That’s where the heartbreak of my health problems lies. It’s forcing me into the same hole my mother dug for herself. That woman exists from a hellspace I make every effort to avoid, and that is why I will keep pushing. I’ll do whatever I can and whatever I have to in the pursuit of an improved quality of life. There are days where I do wish I could just stop because it’s so overwhelming, but then I remember how miserable she always has been because all she does is give up. She’s too good to face a problem. It’s all someone else’s fault, someone else’s to deal with in her world. I’m sure that’s a big part of why I don’t like letting people do things for me. I know it’s not all, but if at any point I might be compared to my mother, I hate doing what she would do. She would expect people to do things for her “because she can’t”, and I need to accept that sometimes I NEED someone’s help because I legitimately can’t. I know that I am not my mother. I know just how opposite we are. It still eats at me, though, on top of all the things I want to do and can’t, on top of all the pain and frustrations, that I’m living as she does – a dependent.

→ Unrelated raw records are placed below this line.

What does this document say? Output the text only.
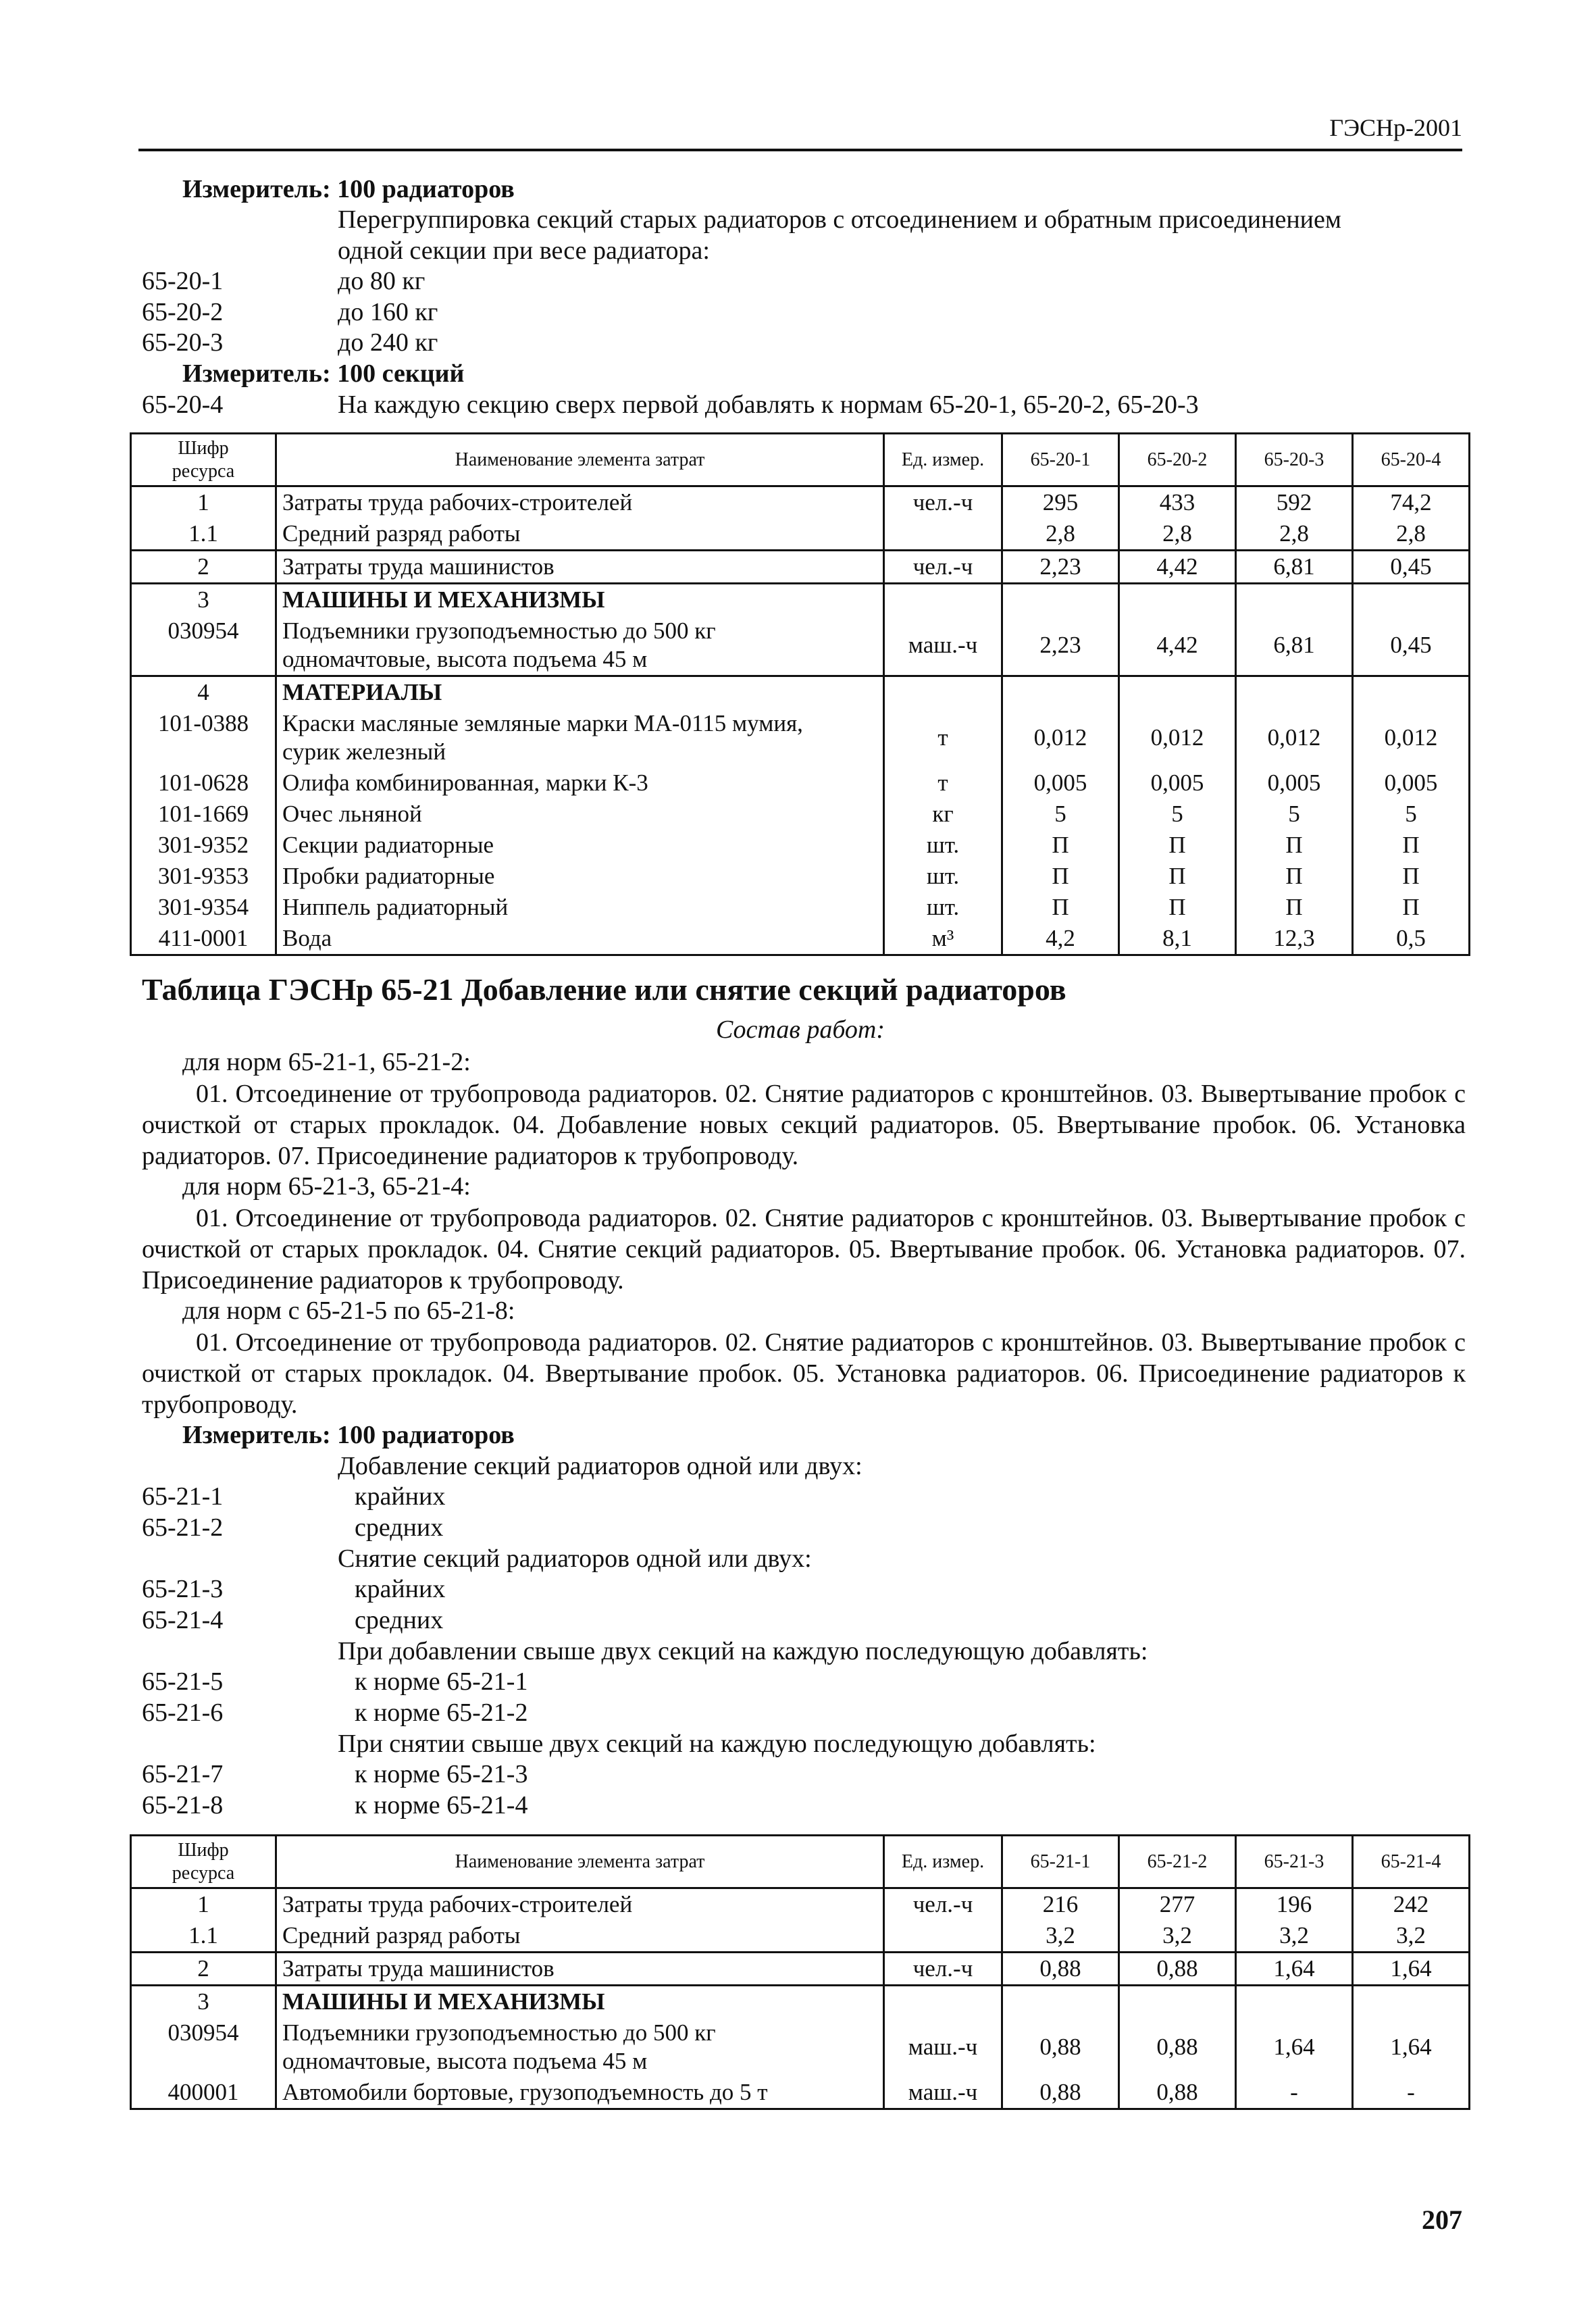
ГЭСНр-2001
Измеритель: 100 радиаторов
Перегруппировка секций старых радиаторов с отсоединением и обратным присоединением
одной секции при весе радиатора:
65-20-1	до 80 кг
65-20-2	до 160 кг
65-20-3	до 240 кг
Измеритель: 100 секций
65-20-4	На каждую секцию сверх первой добавлять к нормам 65-20-1, 65-20-2, 65-20-3
Шифр
ресурса	Наименование элемента затрат	Ед. измер.	65-20-1	65-20-2	65-20-3	65-20-4
1	Затраты труда рабочих-строителей	чел.-ч	295	433	592	74,2
1.1	Средний разряд работы		2,8	2,8	2,8	2,8
2	Затраты труда машинистов	чел.-ч	2,23	4,42	6,81	0,45
3	МАШИНЫ И МЕХАНИЗМЫ					
030954	Подъемники грузоподъемностью до 500 кг
одномачтовые, высота подъема 45 м	маш.-ч	2,23	4,42	6,81	0,45
4	МАТЕРИАЛЫ					
101-0388	Краски масляные земляные марки МА-0115 мумия,
сурик железный	т	0,012	0,012	0,012	0,012
101-0628	Олифа комбинированная, марки К-3	т	0,005	0,005	0,005	0,005
101-1669	Очес льняной	кг	5	5	5	5
301-9352	Секции радиаторные	шт.	П	П	П	П
301-9353	Пробки радиаторные	шт.	П	П	П	П
301-9354	Ниппель радиаторный	шт.	П	П	П	П
411-0001	Вода	м³	4,2	8,1	12,3	0,5
Таблица ГЭСНр 65-21 Добавление или снятие секций радиаторов
Состав работ:
для норм 65-21-1, 65-21-2:
01. Отсоединение от трубопровода радиаторов. 02. Снятие радиаторов с кронштейнов. 03. Вывертывание пробок с очисткой от старых прокладок. 04. Добавление новых секций радиаторов. 05. Ввертывание пробок. 06. Установка радиаторов. 07. Присоединение радиаторов к трубопроводу.
для норм 65-21-3, 65-21-4:
01. Отсоединение от трубопровода радиаторов. 02. Снятие радиаторов с кронштейнов. 03. Вывертывание пробок с очисткой от старых прокладок. 04. Снятие секций радиаторов. 05. Ввертывание пробок. 06. Установка радиаторов. 07. Присоединение радиаторов к трубопроводу.
для норм с 65-21-5 по 65-21-8:
01. Отсоединение от трубопровода радиаторов. 02. Снятие радиаторов с кронштейнов. 03. Вывертывание пробок с очисткой от старых прокладок. 04. Ввертывание пробок. 05. Установка радиаторов. 06. Присоединение радиаторов к трубопроводу.
Измеритель: 100 радиаторов
Добавление секций радиаторов одной или двух:
65-21-1	крайних
65-21-2	средних
Снятие секций радиаторов одной или двух:
65-21-3	крайних
65-21-4	средних
При добавлении свыше двух секций на каждую последующую добавлять:
65-21-5	к норме 65-21-1
65-21-6	к норме 65-21-2
При снятии свыше двух секций на каждую последующую добавлять:
65-21-7	к норме 65-21-3
65-21-8	к норме 65-21-4
Шифр
ресурса	Наименование элемента затрат	Ед. измер.	65-21-1	65-21-2	65-21-3	65-21-4
1	Затраты труда рабочих-строителей	чел.-ч	216	277	196	242
1.1	Средний разряд работы		3,2	3,2	3,2	3,2
2	Затраты труда машинистов	чел.-ч	0,88	0,88	1,64	1,64
3	МАШИНЫ И МЕХАНИЗМЫ					
030954	Подъемники грузоподъемностью до 500 кг
одномачтовые, высота подъема 45 м	маш.-ч	0,88	0,88	1,64	1,64
400001	Автомобили бортовые, грузоподъемность до 5 т	маш.-ч	0,88	0,88	-	-
207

I hate being dependent on others, and I always have been. For a short while, I lived alone, but I was so poor I still relied on friends for social funds. Those were the best years of my life, having only myself and my cat to worry about and all kinds of fun. Then I got married, and pretty soon after that, I couldn’t work.

My husband really did save my life. I don’t know what state I’d be in right now if I didn’t have someone supporting me through what my body has decided to do. It hurts to see him suffer, knowing he does it all so that we can have the life we do.

So, onward and upward, toward a life entirely unlike my mother’s.

How do I overcome feeling trapped in dependency? Well, I keep searching for new ways to be more productive and feel as well as I can. I focus my energy on improving my situation instead of on how bad things are and all the things I can’t do. I’m still transitioning out of the faulty programming I received as a child, though, so knowing and feeling don’t always coalesce, but I’m getting there.

How or what can I learn and grow from the need to be unlike her and the disdain for any comparisons to her I might be subject to? I’ve learned I need to I work on giving less shits about what others think of me and become more self-assured. I know in many regards, I really give zero shits about the opinions of others, but I am actually quite insecure about certain things. I can find gratitude in having been shown how not to do some things and for the intelligence and will power to seek out new ways of thinking and being.

How can I help others with what I’ve gained (and lost)? By telling my story, of course, and trusting that it will trigger whatever is needed to get someone else closer to a healthier way of living.

I think, actually, for each like this post has by November 1st, I’ll donate a toy to a local charity for disadvantaged children. The best times with my family were always Christmas, so this will be to honor the hard work, thoughtfulness, and generosity I learned in the attempt to make each year’s holiday better than the last, or at least the best day of the year.